Les dernières discussions en date portaient sur la parentalité des personnes handicapées. Je parlais d’un reportage que j’avais entendu à la radio, et rapportait les propos d’une femme : « J’avais une chance sur deux de transmettre ma maladie à ma fille. J’ai eu de la chance, elle est en bonne santé », disait-elle. Mon opinion était que vouloir absolument concevoir un enfant biologiquement relié à soi sachant que cet(te) enfant aurait une chance sur deux d’être malade, handicapé(e) toute sa vie, c’était un acte irresponsable et très égoïste.
L’une des personnes présentes est alors intervenue : « Ben c’est comme les homos ! Ils veulent absolument des gosses. Pourquoi ne pas autoriser le mariage et l’adoption avec une chèvre aussi ? » (Non, moi non plus je ne sais pas pourquoi les chèvres obsèdent autant les gens intolérants.)
Plus tard, lors d’une conversation portant sur les salons de coiffure de la ville, l’une des personnes présentes dit d’un ton tout à fait banal, sans aucune animosité, comme si c’était normal : « Ah, j’ai testé le salon recommandé par X., avec toutes ses fiotes. »

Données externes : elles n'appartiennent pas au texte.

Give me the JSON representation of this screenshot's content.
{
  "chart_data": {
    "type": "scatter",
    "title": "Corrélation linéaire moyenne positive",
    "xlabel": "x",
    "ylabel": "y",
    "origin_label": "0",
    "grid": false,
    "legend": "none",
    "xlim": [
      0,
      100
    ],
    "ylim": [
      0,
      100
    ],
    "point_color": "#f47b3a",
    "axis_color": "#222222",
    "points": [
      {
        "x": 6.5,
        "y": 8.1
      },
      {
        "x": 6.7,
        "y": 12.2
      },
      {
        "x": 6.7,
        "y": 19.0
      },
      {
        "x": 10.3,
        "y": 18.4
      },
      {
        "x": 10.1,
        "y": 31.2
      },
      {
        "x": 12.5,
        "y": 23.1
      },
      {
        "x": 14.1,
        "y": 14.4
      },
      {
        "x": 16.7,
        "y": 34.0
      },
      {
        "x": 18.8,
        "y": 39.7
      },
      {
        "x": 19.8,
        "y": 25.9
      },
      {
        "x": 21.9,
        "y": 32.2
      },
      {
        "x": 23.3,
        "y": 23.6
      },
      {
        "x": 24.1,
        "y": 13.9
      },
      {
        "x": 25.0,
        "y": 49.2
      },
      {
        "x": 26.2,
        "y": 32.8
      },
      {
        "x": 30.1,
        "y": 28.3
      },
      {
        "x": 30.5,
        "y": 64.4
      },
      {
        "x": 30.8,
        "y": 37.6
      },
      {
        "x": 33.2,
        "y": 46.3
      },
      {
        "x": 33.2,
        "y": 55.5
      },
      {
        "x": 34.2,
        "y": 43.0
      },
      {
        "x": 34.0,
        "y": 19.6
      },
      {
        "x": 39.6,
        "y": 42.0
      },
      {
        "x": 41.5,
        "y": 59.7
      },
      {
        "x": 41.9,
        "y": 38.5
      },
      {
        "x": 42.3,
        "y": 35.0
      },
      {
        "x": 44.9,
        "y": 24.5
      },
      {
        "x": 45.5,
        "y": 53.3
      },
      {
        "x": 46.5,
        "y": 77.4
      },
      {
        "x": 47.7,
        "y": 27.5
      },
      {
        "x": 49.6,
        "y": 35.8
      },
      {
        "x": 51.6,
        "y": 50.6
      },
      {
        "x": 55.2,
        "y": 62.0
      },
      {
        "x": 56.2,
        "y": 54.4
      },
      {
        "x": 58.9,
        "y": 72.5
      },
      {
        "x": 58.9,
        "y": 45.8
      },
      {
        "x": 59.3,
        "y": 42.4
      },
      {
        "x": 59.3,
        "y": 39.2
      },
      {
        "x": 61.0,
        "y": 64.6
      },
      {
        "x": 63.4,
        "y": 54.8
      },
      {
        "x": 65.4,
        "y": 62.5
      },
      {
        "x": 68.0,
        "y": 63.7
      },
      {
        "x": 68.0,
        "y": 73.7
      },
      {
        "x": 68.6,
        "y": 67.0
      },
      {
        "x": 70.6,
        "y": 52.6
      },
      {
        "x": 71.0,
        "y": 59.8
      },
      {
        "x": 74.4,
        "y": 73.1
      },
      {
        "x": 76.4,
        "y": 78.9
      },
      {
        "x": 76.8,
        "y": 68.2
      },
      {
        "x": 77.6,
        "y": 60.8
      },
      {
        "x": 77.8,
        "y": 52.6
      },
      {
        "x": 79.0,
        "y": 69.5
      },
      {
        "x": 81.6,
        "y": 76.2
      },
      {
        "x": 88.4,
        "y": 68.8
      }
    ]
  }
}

Alors qu’on causait « femme de ménage », l’un(e) dit en plaisantant : « Femme de ménage, c’est un pléonasme ! » (L’humour sexiste, c’est toujours aussi hilarant.)
Tandis que le dessert approchait et qu’il était question de banane, une personne se mit à imiter un accent « noir » pour demander : « Tu veux manger des bananes ? » Puis, poussant l’imitation plus loin, en roulant le [r] et en parlant fort : « Hiiiiiiii ! Je suis NOIR ! »
En parlant de nos ami(e)s respectifs et respectives, une personne a expliqué : « X., à chaque fois on le charie avec le fait qu’il est arabe. Quand on ne retrouve plus un truc : « X. ! C’est toi qui l’a pris, hein ? » » Une autre a ajouté : « J’aimerais bien savoir danser. Y., quand il danse, c’est un truc de fou, il danse trop bien. Il est noir, c’est normal pour lui. »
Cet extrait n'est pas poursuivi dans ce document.